И только когда в трубке зазвучала корреспонденция с самого начала, операторы в московской студии догадались, в чем дело.
В конце связи по проводам мы имели право минут на пять для личных разговоров с родными в Москве и Ленинграде. Иногда они сами приходили в студию. В это утро по нашей просьбе к аппарату пригласили жену Михаила Ивановича Корпуснова.
Корпуснов не слышал голоса жены три года. На разговор ему отвели только три минуты.
Конечно, он боялся, что не успеет сказать самого главного, пока жена, почти не давая ему говорить, что-то быстро спрашивала, почти захлебываясь словами, и было слышно, как голос ее рокочет в мембране трубки.
А Михаил Иванович отвечал ей только одним словом: "Свидимся".
- Свидимся скоро, Катя! - повторял он с большой гаммой оттенков, всякий раз по-особому произнося это слово - то с нежностью, то с надеждой, то подбадривая жену, то как бы внушая ей что-то важное и серьезное.
- Ребятишек береги, Катя, свидимся, скоро войне конец, а пока я заканчиваю разговор из Берлина. Иди домой, Катя! - сказал он, быстро отрывая от уха трубку, словно бы ему больно было слушать последний вздох и наставления жены.

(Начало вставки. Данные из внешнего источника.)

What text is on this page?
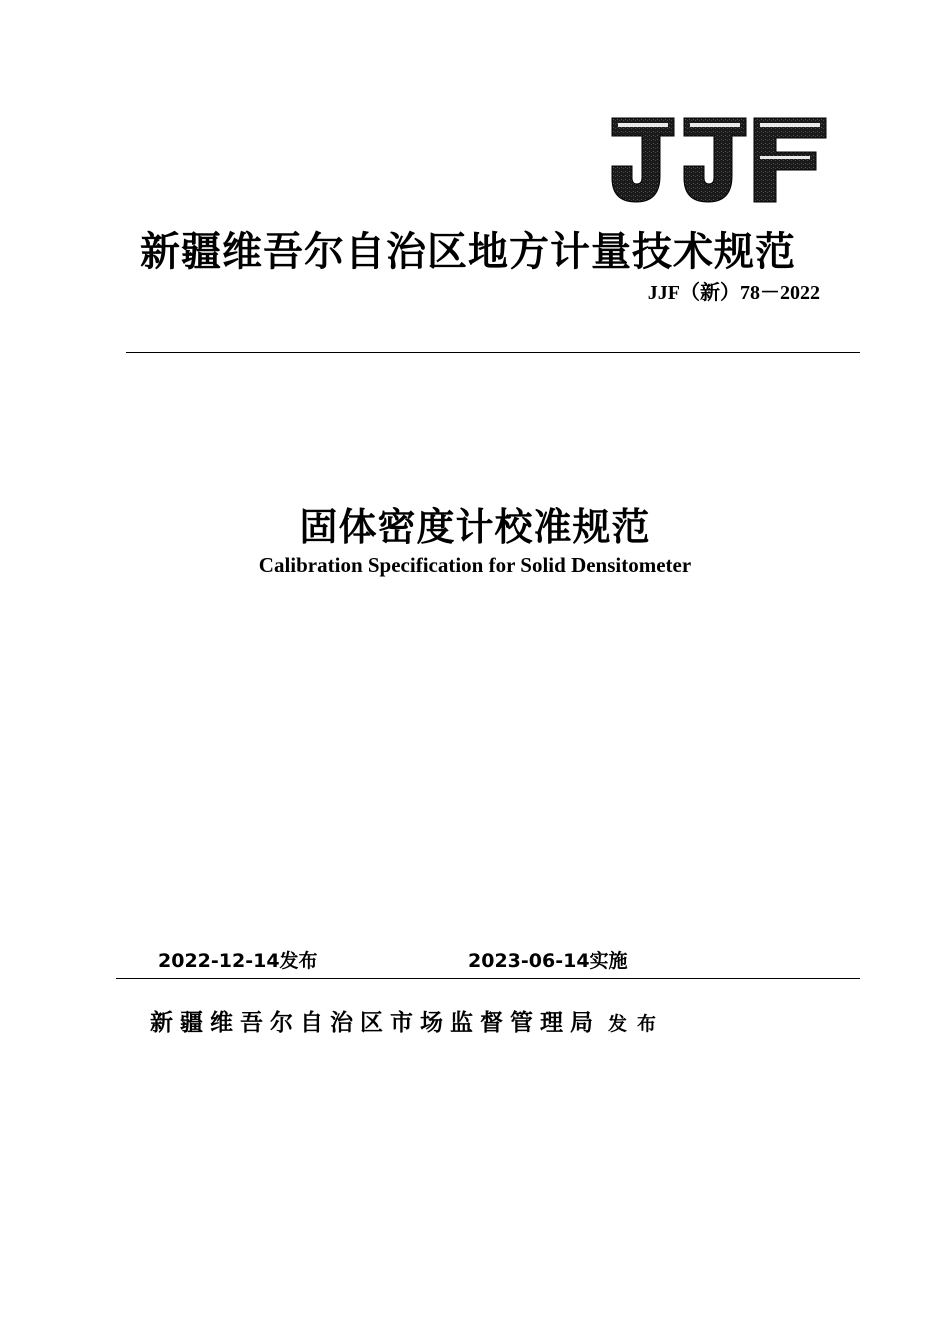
新疆维吾尔自治区地方计量技术规范
JJF（新）78－2022
固体密度计校准规范
Calibration Specification for Solid Densitometer
2022-12-14发布	2023-06-14实施
新疆维吾尔自治区市场监督管理局 发布
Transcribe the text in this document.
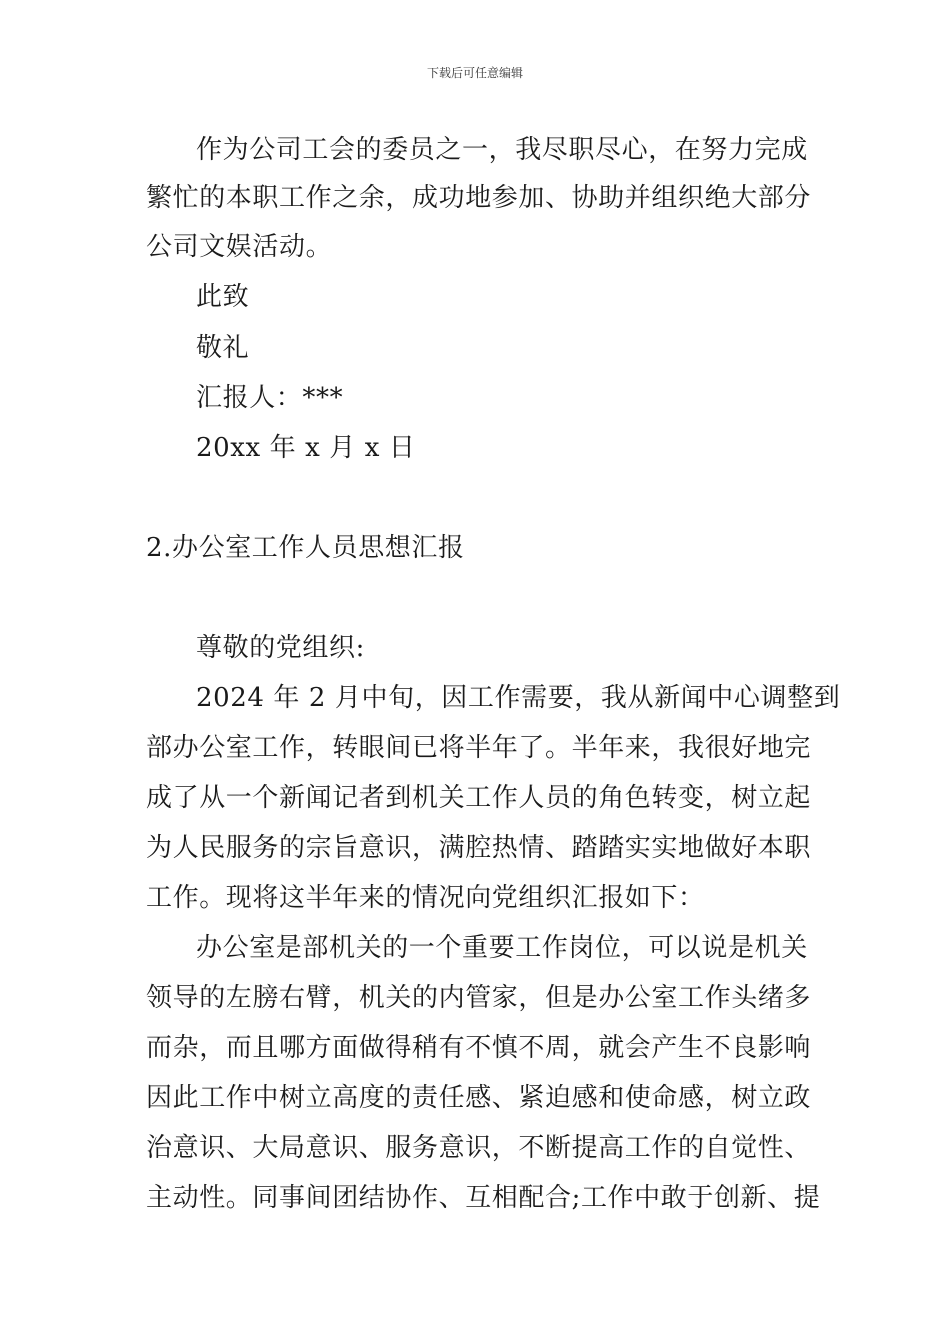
下载后可任意编辑
作为公司工会的委员之一，我尽职尽心，在努力完成
繁忙的本职工作之余，成功地参加、协助并组织绝大部分
公司文娱活动。
此致
敬礼
汇报人：***
20xx 年 x 月 x 日
2.办公室工作人员思想汇报
尊敬的党组织:
2024 年 2 月中旬，因工作需要，我从新闻中心调整到
部办公室工作，转眼间已将半年了。半年来，我很好地完
成了从一个新闻记者到机关工作人员的角色转变，树立起
为人民服务的宗旨意识，满腔热情、踏踏实实地做好本职
工作。现将这半年来的情况向党组织汇报如下：
办公室是部机关的一个重要工作岗位，可以说是机关
领导的左膀右臂，机关的内管家，但是办公室工作头绪多
而杂，而且哪方面做得稍有不慎不周，就会产生不良影响
因此工作中树立高度的责任感、紧迫感和使命感，树立政
治意识、大局意识、服务意识，不断提高工作的自觉性、
主动性。同事间团结协作、互相配合;工作中敢于创新、提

Он стоял красный и сухой ладонью медленно провел по глазам.
- Ну вот, это лучше любой телеграммы - сам живой голос! Теперь-то уж она будет ждать с легким сердцем, - сказал я Корпуснову.
- Да точно! А что ей скажешь за три минуты! Главное - что живой, а остальное приложится, - сказал он, немного смущенный нашим вниманием к нему. - В общем, горячее спасибо!
Еще дежурный по студии в Москве, используя последние секунды связи, торопливо договаривался с нами о следующей передаче, еще не остановился звукозаписывающий аппарат "Престо" и мы просматривали свои записи - не забыли ли чего? - а уже за стеной домика зарокотал мотор.
Это Михаил Иванович Корпуснов сидел в кабинке и короткими гудками нетерпеливо звал нас в машину. Он понимал, что в эти дни каждая минута, которую мы могли провести в Берлине, была потрясающе интересна и столь же неповторима.
Одним словом, пора было ехать к переднему краю, в Берлин, где военная обстановка менялась с каждым часом.